Герой безвременья — страница 6 из 11

. Этому вполне соответствует характеристика «детей рока» в «Измаил-Бее»: они «хотят их („рабов“) превзойти в добре и зле, и власти знак на гордом их челе».

Конечно, много даже комически-ребяческого в этих мечтах о роли хотя бы и злодея, но великого, первого, властного, и Печорин прав, когда говорит: «Мало ли людей, начиная жизнь, думают покончить ее, как Александр Великий или лорд Байрон, а между тем целый век остаются титулярными советниками». Но Лермонтов был не из того материала, из которого делаются вечные титулярные советники. Он не в мечтах только, а и в действительности оказался способным «превзойти рабов в добре и зле» и носить «власти знак на гордом челе», хотя и не в тех грандиозных размерах, какие рисовались его юношескому воображению.

В немногочисленных, к сожалению, письмах Лермонтова, сохранившихся для потомства, мы постоянно наталкиваемся то на «мучения тайного сознания, что он кончит жизнь ничтожным человеком»{22}, то на сообщения противоположного свойства, которые он сам готов называть «хвастовством», проявлениями «самого главного его недостатка – суетности и самолюбия»{23}. В одном из писем к М. Лопухиной (1832 г.), извещающем о переходе из московского университета в юнкерскую школу, вставлено стихотворение личного характера, которое окончивается так:

Ужасно стариком быть без седин.

Он равных не находит, за толпою

Идет, хоть с ней не делится душою.

Он меж людьми ни раб, ни властелин,

И все, что чувствует, – он чувствует один.{24}

Это чрезвычайно характерные строки. Восемнадцатилетний юноша не находит себе равных, а так как затем остаются только положения раба, которым он быть не хочет, и властелина, которым он быть не может, то он становится вне общества в полном одиночестве. Так оно и было с Лермонтовым в университете. Как видно из записок его товарища Вистенгофа{25}, поэт держал себя от всех в стороне, пренебрежительно и заносчиво. Вистенгоф рассказывает, между прочим, как он однажды обратился к Лермонтову с очень простым вопросом и как тот отвечал ему дерзостью. При этом «как удар молнии сверкнули его глаза; трудно было выдержать этот насквозь пронизывающий, неприветливый взгляд». О необыкновенных глазах Лермонтова упоминают и другие современники Так, Панаев вспоминает{26}, что у него были «умные, глубокие, пронзительные черные глаза, невольно приводившие в смущение того, на кого он смотрел долго. Лермонтов знал силу своих глаз и любил смущать и мучить людей робких и нервических своим долгим и пронзительным взглядом». Читатель благоволит припомнить описание глаз горбача Вадима.

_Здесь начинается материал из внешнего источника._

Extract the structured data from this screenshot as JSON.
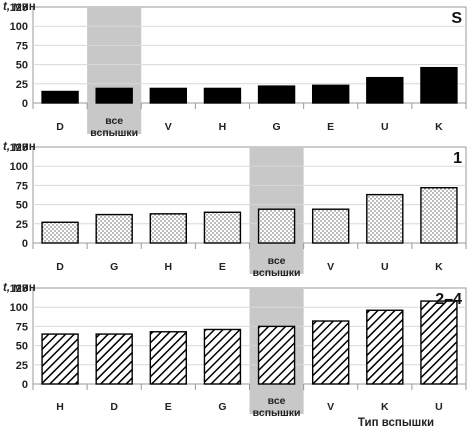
{
  "figure": {
    "xlabel": "Тип вспышки",
    "colors": {
      "bar_solid": "#000000",
      "highlight": "#c8c8c8",
      "axis": "#9a9a9a",
      "gridline": "#d8d8d8"
    }
  },
  "chart_data": [
    {
      "type": "bar",
      "panel_label": "S",
      "ylabel": "t, мин",
      "ylim": [
        0,
        125
      ],
      "yticks": [
        0,
        25,
        50,
        75,
        100,
        125
      ],
      "categories": [
        "D",
        "все вспышки",
        "V",
        "H",
        "G",
        "E",
        "U",
        "K"
      ],
      "values": [
        15,
        19,
        19,
        19,
        22,
        23,
        33,
        46
      ],
      "highlight": "все вспышки",
      "fill": "solid"
    },
    {
      "type": "bar",
      "panel_label": "1",
      "ylabel": "t, мин",
      "ylim": [
        0,
        125
      ],
      "yticks": [
        0,
        25,
        50,
        75,
        100,
        125
      ],
      "categories": [
        "D",
        "G",
        "H",
        "E",
        "все вспышки",
        "V",
        "U",
        "K"
      ],
      "values": [
        27,
        37,
        38,
        40,
        44,
        44,
        63,
        72
      ],
      "highlight": "все вспышки",
      "fill": "dotted"
    },
    {
      "type": "bar",
      "panel_label": "2–4",
      "ylabel": "t, мин",
      "ylim": [
        0,
        125
      ],
      "yticks": [
        0,
        25,
        50,
        75,
        100,
        125
      ],
      "categories": [
        "H",
        "D",
        "E",
        "G",
        "все вспышки",
        "V",
        "K",
        "U"
      ],
      "values": [
        65,
        65,
        68,
        71,
        75,
        82,
        96,
        108
      ],
      "highlight": "все вспышки",
      "fill": "hatched"
    }
  ]
}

Презрительное отношение Лермонтова к университетским товарищам было совершенно неосновательно, так как это было время пребывания в Московском университете таких людей, как Станкевич, Герцен, Белинский. Надо думать, что Лермонтов, уже тогда считавший себя «океаном», в котором «надежд разбитых груз лежит»{27}, даже не попытался вглядеться в товарищей сколько-нибудь пристально и не то что предпочел им светское общество, как, по-видимому, думает Вистенгоф, а просто не выходил из этого светского общества, близкого ему по воспитанию и родственным связям. Да и слишком недолго пробыл Лермонтов в университетской среде.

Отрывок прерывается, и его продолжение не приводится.